The Pareto token contract inherits a contract from OpenZepplin called HasNoEther which defines a constructor rejecting any Ethers sent with deployment of contract and has a function reclaimEther which sends the Ether balance of Pareto token contract to the owner address. Both reclaims, tokens and Ethers can be combined into a single function – An example of that is described below:
function claimTokens(address _token) onlyOwner {
if (_token == 0x0) {
owner.transfer(this.balance);
return;
}
Token token = Token(_token);
uint balance = token.balanceOf(this);
token.transfer(owner, balance);
logTokenTransfer(_token, owner, balance);
}
Firing events without the ‘emit’ keyword has been deprecated. The ‘emit’ keyword should be added preceding each event firing, so the contract complies to latest versions of Solidity.
Example:
`emit Transfer(0x00, owner, totalSupply_);`
The value of variable distributionAddress should be casted to address data-type.
address distributionAddress = address( 0x005d6E4E4921904641Da66d4f05a023b70E89d58 )
Although, the SafeMath library is part of the contract, the value in balances mapping is not being updated using the library. The SafeMath library should be used here to avoid overflow of values.
The final code would be as follows:
balances[owner] = balances[owner].sub(_value);
balances[distributionAddress] = balances[distributionAddress].add(_value);
At line 331, there should be a Transfer event fired for the transfer of tokens from owner to distributionAddress.
Transfer(owner, distributionAddress, _value);
As discussed above, without this event many exchanges would be showing the wrong token values for either owner or distributionAddress or both altogether. Blockchain explorer applications will also show wrong token values and transfers. It is a critical bug and must be fixed.

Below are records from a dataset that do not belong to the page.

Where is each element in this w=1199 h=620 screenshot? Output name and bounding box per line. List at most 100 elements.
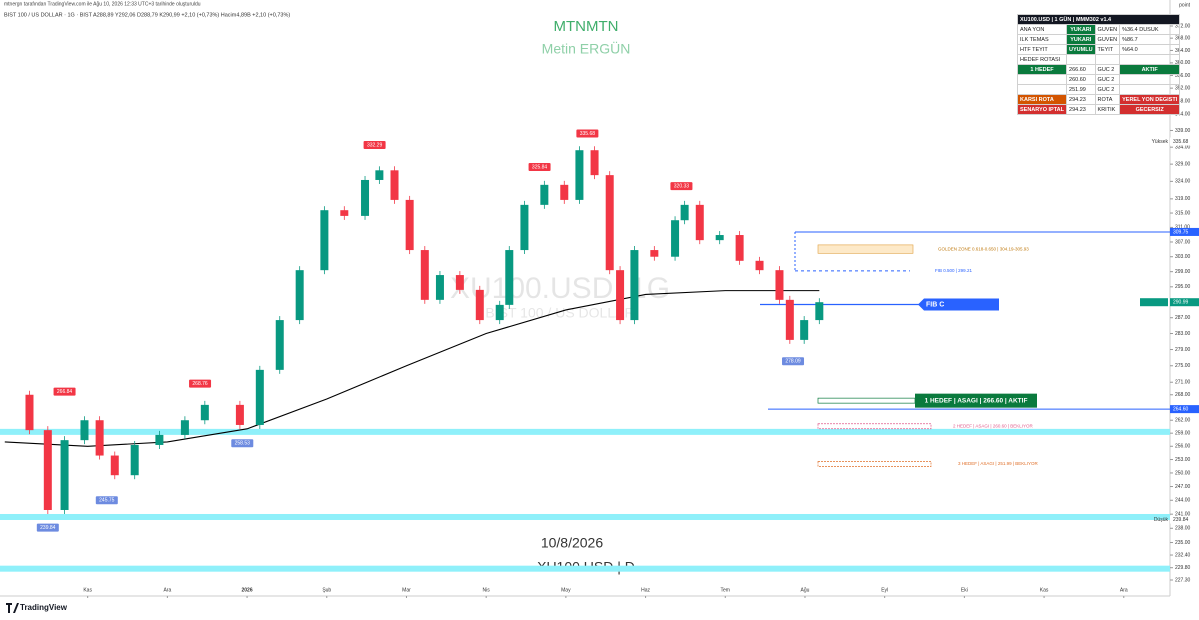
x-tick-label: Kas bbox=[83, 587, 92, 593]
level-tag bbox=[1170, 227, 1199, 236]
x-tick-label: Tem bbox=[721, 587, 730, 593]
price-tag-axis bbox=[1170, 298, 1199, 307]
y-tick-label: 250.00 bbox=[1175, 470, 1191, 476]
candle bbox=[60, 440, 69, 510]
y-tick-label: 241.00 bbox=[1175, 512, 1191, 518]
band bbox=[0, 565, 1170, 572]
table-cell: 294.23 bbox=[1066, 104, 1096, 115]
table-row: 260.60 GUC 2 bbox=[1016, 74, 1181, 85]
candle bbox=[650, 250, 659, 257]
y-tick-label: 232.40 bbox=[1175, 552, 1191, 558]
y-tick-label: 259.00 bbox=[1175, 431, 1191, 437]
y-tick-label: 311.00 bbox=[1175, 225, 1190, 231]
high-tag bbox=[53, 387, 76, 396]
table-title: XU100.USD | 1 GÜN | MMM302 v1.4 bbox=[1016, 14, 1181, 25]
target-label: 3 HEDEF | ASAGI | 251.99 | BEKLIYOR bbox=[958, 461, 1039, 466]
level-label: 264.60 bbox=[1173, 406, 1189, 412]
y-tick-label: 283.00 bbox=[1175, 331, 1191, 337]
table-cell: %86.7 bbox=[1119, 34, 1181, 45]
low-tag bbox=[231, 439, 254, 448]
target-tag bbox=[915, 393, 1037, 408]
y-tick-label: 227.30 bbox=[1175, 577, 1191, 583]
candle bbox=[520, 204, 529, 251]
table-row: 251.99 GUC 2 bbox=[1016, 84, 1181, 95]
table-cell: 266.60 bbox=[1066, 64, 1096, 75]
high-label: 266.84 bbox=[57, 389, 73, 395]
y-tick-label: 334.00 bbox=[1175, 145, 1191, 151]
table-cell bbox=[1119, 74, 1181, 85]
y-tick-label: 299.00 bbox=[1175, 269, 1191, 275]
y-tick-label: 348.00 bbox=[1175, 98, 1191, 104]
logo: TradingView bbox=[20, 603, 68, 612]
candle bbox=[630, 250, 639, 321]
table-cell: GUVEN bbox=[1094, 34, 1121, 45]
table-cell bbox=[1016, 74, 1068, 85]
candle bbox=[671, 220, 680, 257]
table-cell: AKTIF bbox=[1119, 64, 1181, 75]
table-row: SENARYO IPTAL 294.23 KRITIK GECERSIZ bbox=[1016, 104, 1181, 115]
table-cell: YUKARI bbox=[1066, 34, 1096, 45]
candle bbox=[25, 394, 34, 431]
axis-unit: point bbox=[1179, 2, 1190, 8]
level-label: 309.75 bbox=[1173, 229, 1189, 235]
y-tick-label: 372.00 bbox=[1175, 23, 1191, 29]
y-tick-label: 279.00 bbox=[1175, 347, 1191, 353]
table-cell: 1 HEDEF bbox=[1016, 64, 1068, 75]
table-cell: ROTA bbox=[1094, 94, 1121, 105]
table-cell: YUKARI bbox=[1066, 24, 1096, 35]
target-label: 1 HEDEF | ASAGI | 266.60 | AKTIF bbox=[925, 397, 1028, 404]
y-tick-label: 329.00 bbox=[1175, 161, 1191, 167]
table-row: HEDEF ROTASI bbox=[1016, 54, 1181, 65]
y-tick-label: 247.00 bbox=[1175, 484, 1191, 490]
candle bbox=[130, 444, 139, 476]
high-label: 320.33 bbox=[674, 184, 690, 190]
attribution: mtnergn tarafından TradingView.com ile A… bbox=[4, 1, 201, 7]
table-cell: 251.99 bbox=[1066, 84, 1096, 95]
x-tick-label: Eyl bbox=[881, 587, 888, 593]
band bbox=[0, 513, 1170, 520]
golden-zone-label: GOLDEN ZONE 0.618-0.650 | 304.19-305.93 bbox=[938, 246, 1029, 251]
candle bbox=[785, 299, 794, 340]
low-label: 245.75 bbox=[99, 498, 115, 504]
extreme-label: 335.68 bbox=[1173, 139, 1189, 145]
table-cell: YEREL YON DEGISTI bbox=[1119, 94, 1181, 105]
signal-table: XU100.USD | 1 GÜN | MMM302 v1.4 ANA YON YU… bbox=[1016, 14, 1181, 115]
x-tick-label: Eki bbox=[961, 587, 968, 593]
y-tick-label: 295.00 bbox=[1175, 284, 1191, 290]
table-cell: GUC 2 bbox=[1094, 64, 1121, 75]
table-cell bbox=[1119, 54, 1181, 65]
y-tick-label: 356.00 bbox=[1175, 73, 1191, 79]
table-cell: %64.0 bbox=[1119, 44, 1181, 55]
y-tick-label: 303.00 bbox=[1175, 254, 1191, 260]
y-tick-label: 352.00 bbox=[1175, 85, 1191, 91]
candle bbox=[275, 320, 284, 370]
table-row: ANA YON YUKARI GUVEN %36.4 DUSUK bbox=[1016, 24, 1181, 35]
table-row: KARSI ROTA 294.23 ROTA YEREL YON DEGISTI bbox=[1016, 94, 1181, 105]
y-tick-label: 344.00 bbox=[1175, 111, 1191, 117]
table-cell: HTF TEYIT bbox=[1016, 44, 1068, 55]
high-tag bbox=[189, 379, 212, 388]
target-label: 2 HEDEF | ASAGI | 260.60 | BEKLIYOR bbox=[953, 423, 1034, 428]
x-tick-label: Ara bbox=[163, 587, 171, 593]
table-cell: GUVEN bbox=[1094, 24, 1121, 35]
candle bbox=[695, 204, 704, 241]
description-watermark: BIST 100 / US DOLLAR bbox=[485, 305, 634, 321]
y-tick-label: 256.00 bbox=[1175, 444, 1191, 450]
candle bbox=[680, 204, 689, 221]
candle bbox=[575, 150, 584, 200]
footer-date: 10/8/2026 bbox=[541, 535, 603, 551]
y-tick-label: 324.00 bbox=[1175, 179, 1191, 185]
table-row: ILK TEMAS YUKARI GUVEN %86.7 bbox=[1016, 34, 1181, 45]
candle bbox=[180, 420, 189, 435]
candle bbox=[540, 184, 549, 205]
table-cell: TEYIT bbox=[1094, 44, 1121, 55]
candle bbox=[255, 369, 264, 425]
y-tick-label: 319.00 bbox=[1175, 196, 1191, 202]
table-cell: HEDEF ROTASI bbox=[1016, 54, 1068, 65]
table-cell: KRITIK bbox=[1094, 104, 1121, 115]
candle bbox=[375, 170, 384, 180]
price-label: 290.99 bbox=[1173, 300, 1189, 306]
candle bbox=[505, 250, 514, 305]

For extra safety the transfer function should add a msg.data.length check so the short address attack can be avoided. As discussed in low level vulnerabilities, this function should also add the modifier validDestination to prevent transfers to 0x0 address or the Pareto smart contract to save tokens from being stuck.
function transfer(address _to, uint256 _value) public validDestination(_to)
onlyPayloadSize(2) returns (bool success) {
//…
}
The transferFrom function should also add a msg.data.length check so the short address attack could be guarded against. As discussed in low level vulnerabilities, this function should also add the modifier validDestination just like transfer function to prevent transfers to 0x0 address or the Pareto smart contract to save tokens from being stuck.
function transferFrom(address _from, address _to, uint256 _value) public validDestination(_to)
onlyPayloadSize(3) returns (bool success) {
//…
}
The approve function should also add a msg.data.length check for the short address attack. The code to force user to set the approval to zero before setting a new nonzero value should be added as well.
function approve (address _spender, uint256 _value) onlyPayloadSize(2)
returns (bool success) {
if ((_value != 0) && (allowance_of[msg.sender][_spender] != 0)) return false;
//…
}
Our final recommendation would be to pay attention to the constructor of the contract where we are supposed to use SafeMath library when updating balances mapping and fire Transfer event when the token balance is transferred from owner to distributionAddress.
Apart from the minor vulnerabilities discussed in the audit, the contract is very secure and well written.